Acapulco, Guerrero, a 18 de junio de 2025.- El presidente de la Unión de Sociedades Cooperativas en Vanguardia de Deportes Acuáticos por el Estado de Guerrero, Arturo Pantoja Guatemala, informó que los servicios náuticos están agonizando, porque desde hace siete semanas no pueden ofrecer a los visitantes ningún servicio por las fuertes marejadas del mar de fondo.
La mañana de este martes unos mil prestadores de servicios turísticos y vendedores, realizaron la limpieza de playa El Morro, en el acceso por plaza Quebec, de donde sacaron troncos, bolsas y botes de plástico que las fuertes olas echaron a la zona de arena, y llenaron un camión de volteo proporcionado por el Fondo Nacional de Fomento al Turismo (Fonatur).
En declaraciones el dirigente indicó que acumulan siete semanas desde que el fenómeno de mar de fondo arreció en la bahía, lo que los ha obligado a mantener en la franja de arena las motos acuáticas, y las embarcaciones que jalan la banana y el parachute, ancladas y varadas en el paseo del pescador.

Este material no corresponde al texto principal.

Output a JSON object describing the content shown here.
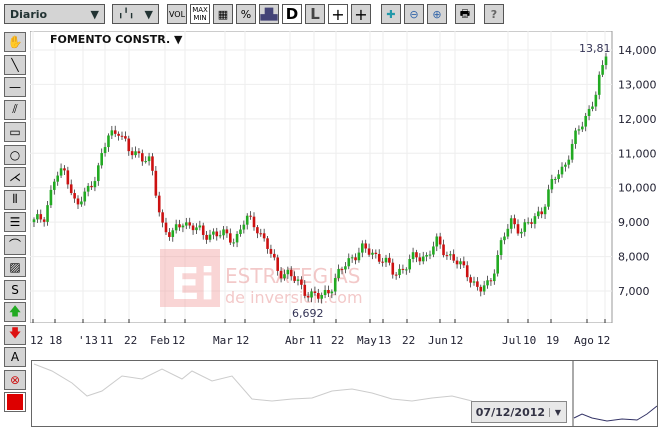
{
  "toolbar": {
    "period": "Diario",
    "vol": "VOL",
    "max": "MAX",
    "min": "MIN",
    "pct": "%",
    "d": "D",
    "l": "L",
    "help": "?"
  },
  "chart": {
    "title": "FOMENTO CONSTR. ▼",
    "last_label": "13,81",
    "low_label": "6,692",
    "watermark_logo": "Ei",
    "watermark_1": "ESTRATEGIAS",
    "watermark_2": "de inversion.com"
  },
  "chart_data": {
    "type": "candlestick",
    "ylim": [
      6200,
      14500
    ],
    "yticks": [
      "7,000",
      "8,000",
      "9,000",
      "10,000",
      "11,000",
      "12,000",
      "13,000",
      "14,000"
    ],
    "ytick_values": [
      7000,
      8000,
      9000,
      10000,
      11000,
      12000,
      13000,
      14000
    ],
    "xticks": [
      "12",
      "18",
      "'13",
      "11",
      "22",
      "Feb",
      "12",
      "Mar",
      "12",
      "Abr",
      "11",
      "22",
      "May",
      "13",
      "22",
      "Jun",
      "12",
      "Jul",
      "10",
      "19",
      "Ago",
      "12"
    ],
    "closes": [
      9000,
      9200,
      10300,
      10500,
      9400,
      9900,
      10500,
      11500,
      11700,
      11000,
      11000,
      10700,
      9000,
      8600,
      9000,
      8900,
      8600,
      8700,
      8600,
      8500,
      9100,
      8900,
      8300,
      7600,
      7500,
      7200,
      6900,
      6800,
      7100,
      7600,
      8000,
      8200,
      8100,
      7900,
      7500,
      7700,
      8000,
      8000,
      8400,
      8100,
      7800,
      7500,
      7000,
      7200,
      8300,
      9000,
      8800,
      9000,
      9400,
      10200,
      10600,
      11400,
      12000,
      12700,
      13810
    ]
  },
  "navigator": {
    "date": "07/12/2012"
  },
  "colors": {
    "up": "#22aa22",
    "down": "#cc1111",
    "grid": "#dddddd"
  }
}
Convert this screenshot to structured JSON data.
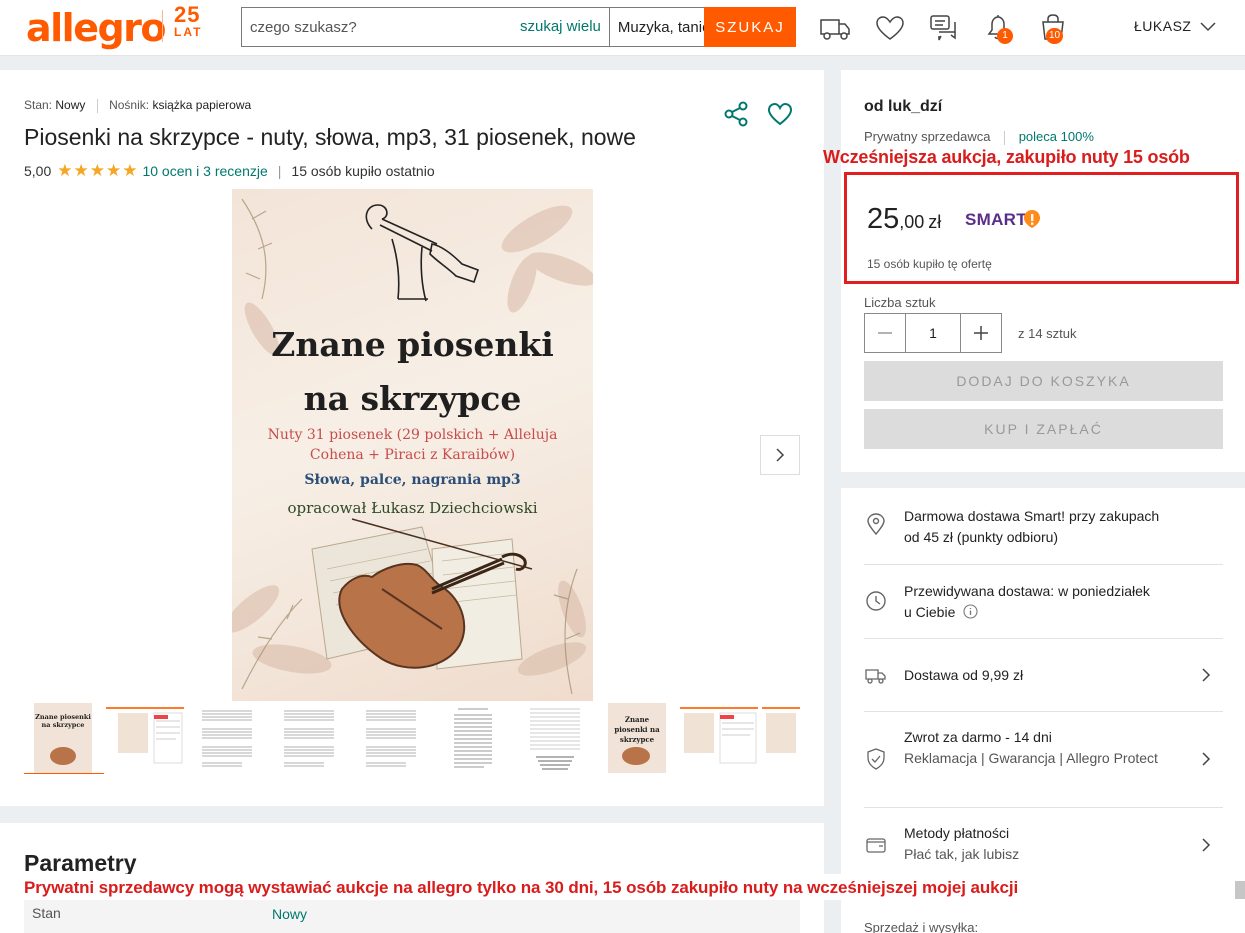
{
  "header": {
    "logo": "allegro",
    "anniv_number": "25",
    "anniv_label": "LAT",
    "search_placeholder": "czego szukasz?",
    "search_multi": "szukaj wielu",
    "category": "Muzyka, taniec, śp...",
    "search_button": "SZUKAJ",
    "notifications_badge": "1",
    "cart_badge": "10",
    "user": "ŁUKASZ",
    "accent": "#ff5a00"
  },
  "product": {
    "stan_label": "Stan:",
    "stan_value": "Nowy",
    "nosnik_label": "Nośnik:",
    "nosnik_value": "książka papierowa",
    "title": "Piosenki na skrzypce - nuty, słowa, mp3, 31 piosenek, nowe",
    "rating": "5,00",
    "stars": "★★★★★",
    "reviews": "10 ocen i 3 recenzje",
    "bought_recently": "15 osób kupiło ostatnio"
  },
  "cover": {
    "title_line1": "Znane piosenki",
    "title_line2": "na skrzypce",
    "subtitle": "Nuty 31 piosenek (29 polskich + Alleluja Cohena + Piraci z Karaibów)",
    "subtitle2": "Słowa, palce, nagrania mp3",
    "author": "opracował Łukasz Dziechciowski"
  },
  "thumbnail_titles": [
    "Znane piosenki na skrzypce",
    "Znane piosenki na skrzypce"
  ],
  "params": {
    "title": "Parametry",
    "row_key": "Stan",
    "row_value": "Nowy"
  },
  "seller": {
    "name": "od luk_dzí",
    "type": "Prywatny sprzedawca",
    "recommend": "poleca 100%"
  },
  "offer": {
    "price_main": "25",
    "price_dec": ",00",
    "currency": "zł",
    "smart": "SMART",
    "bought": "15 osób kupiło tę ofertę",
    "qty_label": "Liczba sztuk",
    "qty_value": "1",
    "qty_of": "z 14 sztuk",
    "add_to_cart": "DODAJ DO KOSZYKA",
    "buy_now": "KUP I ZAPŁAĆ"
  },
  "delivery": {
    "free_line1": "Darmowa dostawa Smart! przy zakupach",
    "free_line2": "od 45 zł (punkty odbioru)",
    "expected_line1": "Przewidywana dostawa: w poniedziałek",
    "expected_line2": "u Ciebie",
    "shipping": "Dostawa od 9,99 zł",
    "return_title": "Zwrot za darmo - 14 dni",
    "return_sub": "Reklamacja | Gwarancja | Allegro Protect",
    "payment_title": "Metody płatności",
    "payment_sub": "Płać tak, jak lubisz",
    "sale_shipping": "Sprzedaż i wysyłka:"
  },
  "annotations": {
    "top": "Wcześniejsza aukcja, zakupiło nuty 15 osób",
    "bottom": "Prywatni sprzedawcy mogą wystawiać aukcje na allegro tylko na 30 dni,  15 osób zakupiło nuty na wcześniejszej mojej aukcji",
    "color": "#d91c1c"
  }
}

Pantoja Guatemala consideró que este fenómeno natural que continuará otras semanas, según lo que han informado las autoridades de Protección Civil, y la Capitanía de Puerto que mantienen el cierre a la navegación menor, está dejando en la agonía a las familias que dependen de la renta de estos servicios.

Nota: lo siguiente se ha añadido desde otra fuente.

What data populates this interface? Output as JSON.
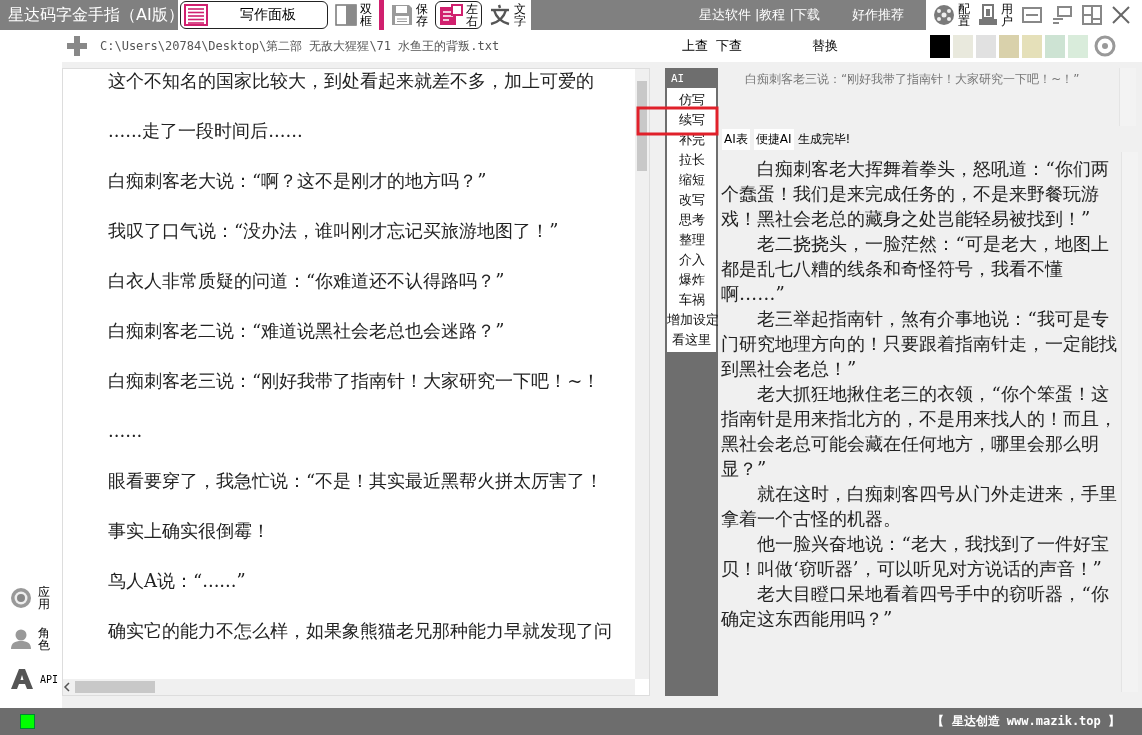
{
  "window": {
    "title": "星达码字金手指（AI版）"
  },
  "toolbar": [
    {
      "kind": "panel",
      "label": "写作面板",
      "selected": true
    },
    {
      "kind": "dual",
      "label": "双框",
      "selected": false
    },
    {
      "kind": "save",
      "label": "保存",
      "selected": false
    },
    {
      "kind": "layout",
      "label": "左右",
      "selected": true
    },
    {
      "kind": "text",
      "label": "文字",
      "selected": false
    }
  ],
  "top_links": [
    "星达软件 |教程 |下载",
    "好作推荐"
  ],
  "window_buttons": [
    {
      "kind": "config",
      "label": "配置"
    },
    {
      "kind": "user",
      "label": "用户"
    },
    {
      "kind": "minimize"
    },
    {
      "kind": "tile"
    },
    {
      "kind": "maximize"
    },
    {
      "kind": "close"
    }
  ],
  "path": "C:\\Users\\20784\\Desktop\\第二部 无敌大猩猩\\71 水鱼王的背叛.txt",
  "find_buttons": [
    "上查",
    "下查"
  ],
  "replace_button": "替换",
  "swatches": [
    {
      "color": "#000000"
    },
    {
      "color": "#e9e9dd"
    },
    {
      "color": "#e1e1e1"
    },
    {
      "color": "#d9d1ab"
    },
    {
      "color": "#e5e0b9"
    },
    {
      "color": "#cde3d3"
    },
    {
      "color": "#d9ecdb"
    }
  ],
  "side_items": [
    {
      "kind": "app",
      "label": "应用"
    },
    {
      "kind": "role",
      "label": "角色"
    },
    {
      "kind": "api",
      "label": "API"
    }
  ],
  "editor": {
    "lines": [
      "这个不知名的国家比较大，到处看起来就差不多，加上可爱的",
      "......走了一段时间后......",
      "白痴刺客老大说：“啊？这不是刚才的地方吗？”",
      "我叹了口气说：“没办法，谁叫刚才忘记买旅游地图了！”",
      "白衣人非常质疑的问道：“你难道还不认得路吗？”",
      "白痴刺客老二说：“难道说黑社会老总也会迷路？”",
      "白痴刺客老三说：“刚好我带了指南针！大家研究一下吧！~！",
      "......",
      "眼看要穿了，我急忙说：“不是！其实最近黑帮火拼太厉害了！",
      "事实上确实很倒霉！",
      "鸟人A说：“......”",
      "确实它的能力不怎么样，如果象熊猫老兄那种能力早就发现了问"
    ]
  },
  "ai_menu": {
    "title": "AI",
    "items": [
      {
        "label": "仿写"
      },
      {
        "label": "续写"
      },
      {
        "label": "补完"
      },
      {
        "label": "拉长"
      },
      {
        "label": "缩短"
      },
      {
        "label": "改写"
      },
      {
        "label": "思考"
      },
      {
        "label": "整理"
      },
      {
        "label": "介入"
      },
      {
        "label": "爆炸"
      },
      {
        "label": "车祸"
      },
      {
        "label": "增加设定"
      },
      {
        "label": "看这里"
      }
    ]
  },
  "ai_panel": {
    "prompt": "白痴刺客老三说：“刚好我带了指南针！大家研究一下吧！~！”",
    "buttons": [
      "AI表",
      "便捷AI"
    ],
    "status": "生成完毕!",
    "paragraphs": [
      "白痴刺客老大挥舞着拳头，怒吼道：“你们两个蠢蛋！我们是来完成任务的，不是来野餐玩游戏！黑社会老总的藏身之处岂能轻易被找到！”",
      "老二挠挠头，一脸茫然：“可是老大，地图上都是乱七八糟的线条和奇怪符号，我看不懂啊……”",
      "老三举起指南针，煞有介事地说：“我可是专门研究地理方向的！只要跟着指南针走，一定能找到黑社会老总！”",
      "老大抓狂地揪住老三的衣领，“你个笨蛋！这指南针是用来指北方的，不是用来找人的！而且，黑社会老总可能会藏在任何地方，哪里会那么明显？”",
      "就在这时，白痴刺客四号从门外走进来，手里拿着一个古怪的机器。",
      "他一脸兴奋地说：“老大，我找到了一件好宝贝！叫做‘窃听器’，可以听见对方说话的声音！”",
      "老大目瞪口呆地看着四号手中的窃听器，“你确定这东西能用吗？”"
    ]
  },
  "status_bar": {
    "credit": "【 星达创造 www.mazik.top 】"
  }
}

“Estamos muy preocupados, y económicamente estamos arrastrando deudas. No hemos trabajado nada, en los siete fines de semana, estamos agonizando”, expresó.

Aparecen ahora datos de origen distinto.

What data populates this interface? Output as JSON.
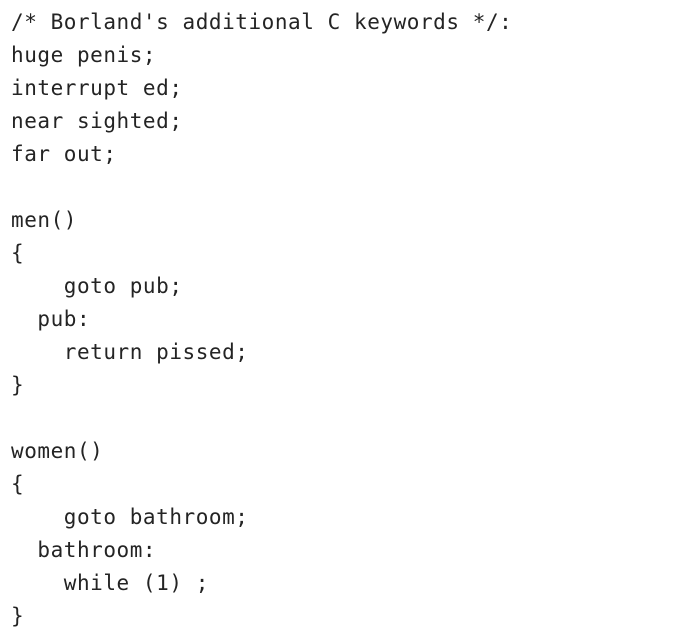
{
  "document": {
    "kind": "code-listing",
    "language": "C",
    "title": "Borland's additional C keywords",
    "background_color": "#ffffff",
    "text_color": "#242424",
    "line_count": 19
  },
  "code": {
    "lines": [
      "/* Borland's additional C keywords */:",
      "huge penis;",
      "interrupt ed;",
      "near sighted;",
      "far out;",
      "",
      "men()",
      "{",
      "    goto pub;",
      "  pub:",
      "    return pissed;",
      "}",
      "",
      "women()",
      "{",
      "    goto bathroom;",
      "  bathroom:",
      "    while (1) ;",
      "}"
    ]
  }
}
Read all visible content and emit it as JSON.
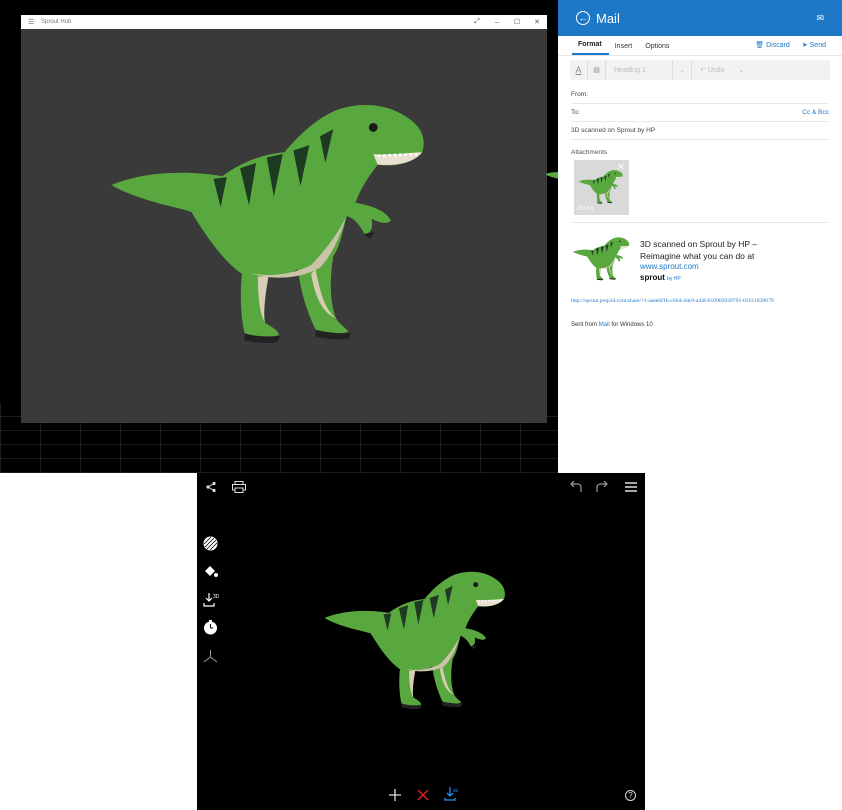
{
  "hub": {
    "title": "Sprout Hub",
    "menu_icon": "hamburger-icon",
    "window_buttons": [
      "⤢",
      "–",
      "☐",
      "✕"
    ]
  },
  "mail": {
    "title": "Mail",
    "tabs": [
      {
        "label": "Format",
        "active": true
      },
      {
        "label": "Insert",
        "active": false
      },
      {
        "label": "Options",
        "active": false
      }
    ],
    "discard_label": "Discard",
    "send_label": "Send",
    "heading_placeholder": "Heading 1",
    "undo_label": "Undo",
    "from_label": "From:",
    "to_label": "To:",
    "cc_bcc_label": "Cc & Bcc",
    "subject": "3D scanned on Sprout by HP",
    "attachments_label": "Attachments",
    "attachment_size": "293 KB",
    "card_title": "3D scanned on Sprout by HP – Reimagine what you can do at",
    "card_url": "www.sprout.com",
    "card_brand": "sprout",
    "card_brand_suffix": "by HP",
    "share_url": "http://sprout.prep3d.com/share/?1-aaee6f1b-c664-4dc9-a44f-610903039791-01611839679",
    "sent_prefix": "Sent from ",
    "sent_app": "Mail",
    "sent_suffix": " for Windows 10",
    "accent_color": "#1e78c8"
  },
  "viewer": {
    "top_icons": [
      "share-icon",
      "print-icon",
      "undo-icon",
      "redo-icon",
      "menu-icon"
    ],
    "side_icons": [
      "texture-icon",
      "paint-bucket-icon",
      "export-3d-icon",
      "timer-icon",
      "axes-icon"
    ],
    "bottom_icons": [
      "add-icon",
      "delete-icon",
      "save-3d-icon"
    ],
    "help_label": "?",
    "delete_color": "#e02020",
    "save_color": "#2a8ef0"
  }
}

Además dijo que quienes tienen mobiliario de playa, también están siendo afectados, debido a que las repentinas marejadas, impiden que se coloquen las sillas, toldos y camastros para rentarlas.
En las áreas donde las olas del mar azotan con una mayor intensidad en la bahía, es en la playa Icacos, desde la Torre Acapulco hasta el hotel Copacabana, donde incluso ha llegado por momentos a entrar en el parián ubicado a un costado del hotel Amares.
Pese a los llamados de los guardavidas que se encuentran en la franja de arena y la colocación de las banderas rojas, de prohibición para entrar al mar, algunas personas hacen caso omiso y caminan cerca de la zona donde rompen las olas, y otras más se arriesgan a nadar.